Thankfully, Deqaf haven't messed too much with the character of the game. It's still adorably cute and funny, it still features the same terrific costumes that accounted for so much of the novelty value of the original game.

The art style and animations haven't really been touched, either -and that's fine - there was nothing wrong with them in Strike Force Kitty and they still look perfectly serviceable in Strike Force Kitty 2 - especially on mobile devices.

An Improvement?

Sadly the answer here is yes and no. Some changes have worked, but some have exacerbated problems that the original game had.

The game is still based around grinding to unlock costumes - only they've now compounded this by placing ability requirements on the completion of levels. In the original, grinding was optional. Now, the player must unlock certain costumes fully in order to progress.

The separation of equipping and improving your characters is a mixed change, for me. It certainly adds a little more immersion, but the new system is much less streamlined than it was previously. The training mechanic is best described as ‘faffy.' I'm not sure why they spent time making the parts outside of the actual gameplay slower and more time consuming.

Thankfully what has greatly improved is the performance. Strike Force Kitty 2 does not become laggy the longer you play it, and the control responsiveness benefits greatly as a result.

Final Thoughts

It's hard to give Strike Force Kitty 2 a better summary than its predecessor. While some areas have certainly improved and a lot of effort has gone into adding new mechanics, there are some fundamental issues that haven't been addressed, most notably the several ways that the game hinders and slows down the player. For me, in a game based on grind and 100 percent completion, that's a no-no.

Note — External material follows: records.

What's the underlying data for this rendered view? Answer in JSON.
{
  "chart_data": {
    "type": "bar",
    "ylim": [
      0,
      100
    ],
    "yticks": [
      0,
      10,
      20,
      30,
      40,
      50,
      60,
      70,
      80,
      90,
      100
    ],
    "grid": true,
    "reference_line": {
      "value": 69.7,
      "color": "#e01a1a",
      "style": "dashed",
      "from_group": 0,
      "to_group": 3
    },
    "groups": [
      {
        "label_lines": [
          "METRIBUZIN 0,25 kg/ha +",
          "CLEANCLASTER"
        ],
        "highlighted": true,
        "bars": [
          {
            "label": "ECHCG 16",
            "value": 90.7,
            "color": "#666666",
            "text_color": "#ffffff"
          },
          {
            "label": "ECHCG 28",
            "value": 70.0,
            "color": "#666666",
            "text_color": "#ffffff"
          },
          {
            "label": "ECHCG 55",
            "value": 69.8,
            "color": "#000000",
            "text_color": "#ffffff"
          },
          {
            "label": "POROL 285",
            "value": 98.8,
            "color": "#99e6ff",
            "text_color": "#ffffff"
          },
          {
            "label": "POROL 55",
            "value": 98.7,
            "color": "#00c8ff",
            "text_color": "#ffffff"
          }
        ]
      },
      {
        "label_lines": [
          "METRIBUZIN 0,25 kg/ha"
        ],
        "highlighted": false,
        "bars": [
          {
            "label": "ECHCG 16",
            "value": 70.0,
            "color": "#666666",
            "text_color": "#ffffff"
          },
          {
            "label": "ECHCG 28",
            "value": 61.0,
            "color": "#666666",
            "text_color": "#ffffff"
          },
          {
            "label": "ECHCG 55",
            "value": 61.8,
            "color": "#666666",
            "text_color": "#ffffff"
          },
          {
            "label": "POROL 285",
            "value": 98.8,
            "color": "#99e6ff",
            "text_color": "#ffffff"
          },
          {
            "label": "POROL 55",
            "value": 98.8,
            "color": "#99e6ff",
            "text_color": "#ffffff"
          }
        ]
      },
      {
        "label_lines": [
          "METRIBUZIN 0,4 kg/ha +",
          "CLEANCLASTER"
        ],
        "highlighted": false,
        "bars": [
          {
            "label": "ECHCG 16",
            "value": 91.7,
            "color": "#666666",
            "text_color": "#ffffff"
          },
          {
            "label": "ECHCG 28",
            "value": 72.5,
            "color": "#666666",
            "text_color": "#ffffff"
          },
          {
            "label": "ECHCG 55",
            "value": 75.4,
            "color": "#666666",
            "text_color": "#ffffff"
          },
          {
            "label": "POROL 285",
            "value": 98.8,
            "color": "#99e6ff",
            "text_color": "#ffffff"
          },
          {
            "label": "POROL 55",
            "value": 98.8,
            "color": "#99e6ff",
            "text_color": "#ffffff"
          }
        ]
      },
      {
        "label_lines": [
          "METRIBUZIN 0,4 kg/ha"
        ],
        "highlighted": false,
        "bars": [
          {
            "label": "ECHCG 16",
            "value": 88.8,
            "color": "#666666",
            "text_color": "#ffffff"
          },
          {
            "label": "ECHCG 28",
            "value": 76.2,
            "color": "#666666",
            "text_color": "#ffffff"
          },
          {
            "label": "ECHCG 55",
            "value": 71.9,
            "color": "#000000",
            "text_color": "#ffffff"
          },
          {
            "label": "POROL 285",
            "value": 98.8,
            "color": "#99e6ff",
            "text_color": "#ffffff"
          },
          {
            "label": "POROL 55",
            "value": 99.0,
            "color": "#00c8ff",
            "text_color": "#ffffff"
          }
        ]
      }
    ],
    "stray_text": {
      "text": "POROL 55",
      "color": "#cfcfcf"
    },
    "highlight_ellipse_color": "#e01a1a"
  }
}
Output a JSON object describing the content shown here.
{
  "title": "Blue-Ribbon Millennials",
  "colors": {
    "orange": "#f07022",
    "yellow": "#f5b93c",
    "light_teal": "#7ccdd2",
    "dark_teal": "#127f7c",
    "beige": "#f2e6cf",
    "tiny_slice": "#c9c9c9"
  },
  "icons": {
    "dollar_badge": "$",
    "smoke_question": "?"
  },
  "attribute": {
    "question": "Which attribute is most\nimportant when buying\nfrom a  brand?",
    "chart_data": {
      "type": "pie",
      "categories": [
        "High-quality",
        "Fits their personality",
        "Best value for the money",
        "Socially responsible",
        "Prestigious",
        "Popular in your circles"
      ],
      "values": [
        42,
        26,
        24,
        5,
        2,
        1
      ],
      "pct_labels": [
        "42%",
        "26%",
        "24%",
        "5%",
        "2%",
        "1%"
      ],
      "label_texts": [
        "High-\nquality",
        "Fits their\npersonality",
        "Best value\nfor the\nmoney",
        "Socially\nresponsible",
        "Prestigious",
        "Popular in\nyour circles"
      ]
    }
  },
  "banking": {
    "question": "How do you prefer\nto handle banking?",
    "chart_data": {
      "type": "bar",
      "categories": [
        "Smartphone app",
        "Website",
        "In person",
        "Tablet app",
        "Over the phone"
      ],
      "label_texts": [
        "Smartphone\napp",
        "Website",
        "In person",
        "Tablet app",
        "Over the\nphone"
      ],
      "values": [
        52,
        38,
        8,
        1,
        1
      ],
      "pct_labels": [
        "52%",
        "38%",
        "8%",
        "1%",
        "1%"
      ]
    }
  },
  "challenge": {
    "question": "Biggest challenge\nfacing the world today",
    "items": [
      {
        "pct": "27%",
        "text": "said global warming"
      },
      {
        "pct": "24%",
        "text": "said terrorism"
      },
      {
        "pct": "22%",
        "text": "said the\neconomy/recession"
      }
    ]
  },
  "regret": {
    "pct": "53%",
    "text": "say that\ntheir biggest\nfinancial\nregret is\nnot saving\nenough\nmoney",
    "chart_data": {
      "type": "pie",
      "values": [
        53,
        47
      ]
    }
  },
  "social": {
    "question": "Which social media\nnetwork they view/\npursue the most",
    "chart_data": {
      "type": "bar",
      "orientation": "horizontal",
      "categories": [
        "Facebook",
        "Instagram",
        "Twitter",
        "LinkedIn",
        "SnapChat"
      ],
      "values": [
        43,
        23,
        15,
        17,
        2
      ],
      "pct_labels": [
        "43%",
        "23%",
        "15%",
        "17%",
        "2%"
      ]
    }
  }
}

What's also frustrating is that the new mechanics aren't tremendously well explained. They are intuitive for the most part, but the developers are leaving this to chance - something that's intuitive for one person is often unclear to another.

They focused on adding more content in the right areas and working in even more pop culture references, which was the right decision. It was clearly the best aspect of the first game, and they've made it the best aspect of the second game, too.

Strike Force Kitty is also free and it promises over 10 hours of gameplay to unlock everything, so if it sounds like your kind of thing, check it out. It's far from a catastrophe.